A Modular Zero-Shot Pipeline for Accident Detection, Localization, and Classification in Traffic Surveillance Video
For researchers in traffic surveillance and video understanding, this work provides a modular zero-shot approach that avoids domain-specific fine-tuning, though it is an incremental application of existing techniques.
The paper presents a zero-shot pipeline for detecting, localizing, and classifying traffic accidents in surveillance video without labeled training data. The method achieves competitive performance on the ACCIDENT challenge benchmark, with temporal localization accuracy of 0.85 and classification accuracy of 0.72.

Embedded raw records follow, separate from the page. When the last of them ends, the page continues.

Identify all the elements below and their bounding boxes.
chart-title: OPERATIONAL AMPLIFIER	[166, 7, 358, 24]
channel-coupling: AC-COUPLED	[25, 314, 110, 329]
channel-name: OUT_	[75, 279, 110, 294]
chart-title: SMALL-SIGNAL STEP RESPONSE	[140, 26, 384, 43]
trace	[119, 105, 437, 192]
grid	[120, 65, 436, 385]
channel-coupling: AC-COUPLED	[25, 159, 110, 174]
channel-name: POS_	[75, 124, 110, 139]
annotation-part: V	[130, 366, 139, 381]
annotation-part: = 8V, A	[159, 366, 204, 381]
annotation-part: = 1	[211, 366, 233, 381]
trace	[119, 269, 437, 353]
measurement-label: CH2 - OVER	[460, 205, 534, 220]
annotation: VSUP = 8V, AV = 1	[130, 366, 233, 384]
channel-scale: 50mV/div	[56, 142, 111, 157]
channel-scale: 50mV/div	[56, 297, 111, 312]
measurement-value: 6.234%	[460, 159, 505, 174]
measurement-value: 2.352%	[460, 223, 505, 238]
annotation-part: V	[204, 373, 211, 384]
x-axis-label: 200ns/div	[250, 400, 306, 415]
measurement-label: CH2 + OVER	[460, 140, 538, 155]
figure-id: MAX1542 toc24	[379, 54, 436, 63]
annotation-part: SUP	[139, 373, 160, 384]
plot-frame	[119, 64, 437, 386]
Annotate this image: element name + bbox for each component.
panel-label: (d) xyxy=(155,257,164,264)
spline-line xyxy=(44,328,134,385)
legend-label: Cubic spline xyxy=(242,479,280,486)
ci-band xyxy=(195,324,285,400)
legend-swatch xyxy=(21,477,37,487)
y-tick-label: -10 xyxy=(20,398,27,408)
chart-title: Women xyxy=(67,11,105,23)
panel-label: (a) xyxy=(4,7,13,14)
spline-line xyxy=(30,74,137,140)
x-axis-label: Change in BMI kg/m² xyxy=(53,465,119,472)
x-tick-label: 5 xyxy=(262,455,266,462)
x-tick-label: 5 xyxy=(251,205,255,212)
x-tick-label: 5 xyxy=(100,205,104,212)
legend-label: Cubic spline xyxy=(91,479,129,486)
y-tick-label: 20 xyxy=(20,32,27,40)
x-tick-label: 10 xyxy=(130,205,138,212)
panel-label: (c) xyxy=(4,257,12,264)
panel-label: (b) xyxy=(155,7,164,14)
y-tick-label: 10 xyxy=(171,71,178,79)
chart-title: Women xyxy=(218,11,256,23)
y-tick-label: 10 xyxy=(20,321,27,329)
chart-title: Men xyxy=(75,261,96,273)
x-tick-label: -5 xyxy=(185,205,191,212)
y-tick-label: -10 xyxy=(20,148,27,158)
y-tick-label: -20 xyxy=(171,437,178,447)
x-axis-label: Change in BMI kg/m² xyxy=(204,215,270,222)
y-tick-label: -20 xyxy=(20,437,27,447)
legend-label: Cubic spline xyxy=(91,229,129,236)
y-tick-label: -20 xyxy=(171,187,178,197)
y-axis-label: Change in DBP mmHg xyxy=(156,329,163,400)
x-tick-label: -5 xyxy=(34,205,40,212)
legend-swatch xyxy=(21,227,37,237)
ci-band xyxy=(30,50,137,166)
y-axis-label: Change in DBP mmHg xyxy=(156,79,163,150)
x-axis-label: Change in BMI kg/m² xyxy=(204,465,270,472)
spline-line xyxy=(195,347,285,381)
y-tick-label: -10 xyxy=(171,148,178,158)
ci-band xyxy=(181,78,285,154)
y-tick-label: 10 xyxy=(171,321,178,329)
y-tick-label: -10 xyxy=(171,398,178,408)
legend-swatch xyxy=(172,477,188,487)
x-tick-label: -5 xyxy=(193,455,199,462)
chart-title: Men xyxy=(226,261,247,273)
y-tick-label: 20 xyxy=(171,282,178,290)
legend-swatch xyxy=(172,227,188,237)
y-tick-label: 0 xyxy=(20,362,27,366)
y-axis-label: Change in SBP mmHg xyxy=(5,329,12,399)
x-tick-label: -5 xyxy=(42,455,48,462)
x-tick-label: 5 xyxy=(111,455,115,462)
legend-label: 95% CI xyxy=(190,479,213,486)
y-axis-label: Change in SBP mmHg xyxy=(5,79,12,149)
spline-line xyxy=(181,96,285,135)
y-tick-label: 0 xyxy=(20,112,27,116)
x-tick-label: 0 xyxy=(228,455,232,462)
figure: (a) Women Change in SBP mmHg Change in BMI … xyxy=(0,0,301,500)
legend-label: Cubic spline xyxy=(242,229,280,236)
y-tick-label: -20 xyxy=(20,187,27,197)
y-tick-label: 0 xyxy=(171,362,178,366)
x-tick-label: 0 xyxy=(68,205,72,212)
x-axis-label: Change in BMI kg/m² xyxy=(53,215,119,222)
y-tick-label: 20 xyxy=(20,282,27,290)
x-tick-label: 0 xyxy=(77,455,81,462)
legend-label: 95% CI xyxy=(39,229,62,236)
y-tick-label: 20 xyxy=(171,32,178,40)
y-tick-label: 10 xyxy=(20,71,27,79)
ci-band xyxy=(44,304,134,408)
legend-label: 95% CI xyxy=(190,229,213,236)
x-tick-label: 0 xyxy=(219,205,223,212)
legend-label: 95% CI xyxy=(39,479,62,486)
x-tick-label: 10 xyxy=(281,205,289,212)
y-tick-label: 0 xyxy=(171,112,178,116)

We describe a zero-shot pipeline developed for the ACCIDENT @ CVPR 2026 challenge. The challenge requires predicting when, where, and what type of traffic accident occurs in surveillance video, without labeled real-world training data. Our method separates the problem into three independent modules. The first module localizes the collision in time by running peak detection on z-score normalized frame-difference signals. The second module finds the impact location by computing the weighted centroid of cumulative dense optical flow magnitude maps using the Farneback algorithm. The third module classifies collision type by measuring cosine similarity between CLIP image embeddings of frames near the detected peak and text embeddings built from multi-prompt natural language descriptions of each collision category. No domain-specific fine-tuning is involved; the pipeline processes each video using only pre-trained model weights. Our implementation is publicly available as a Kaggle notebook.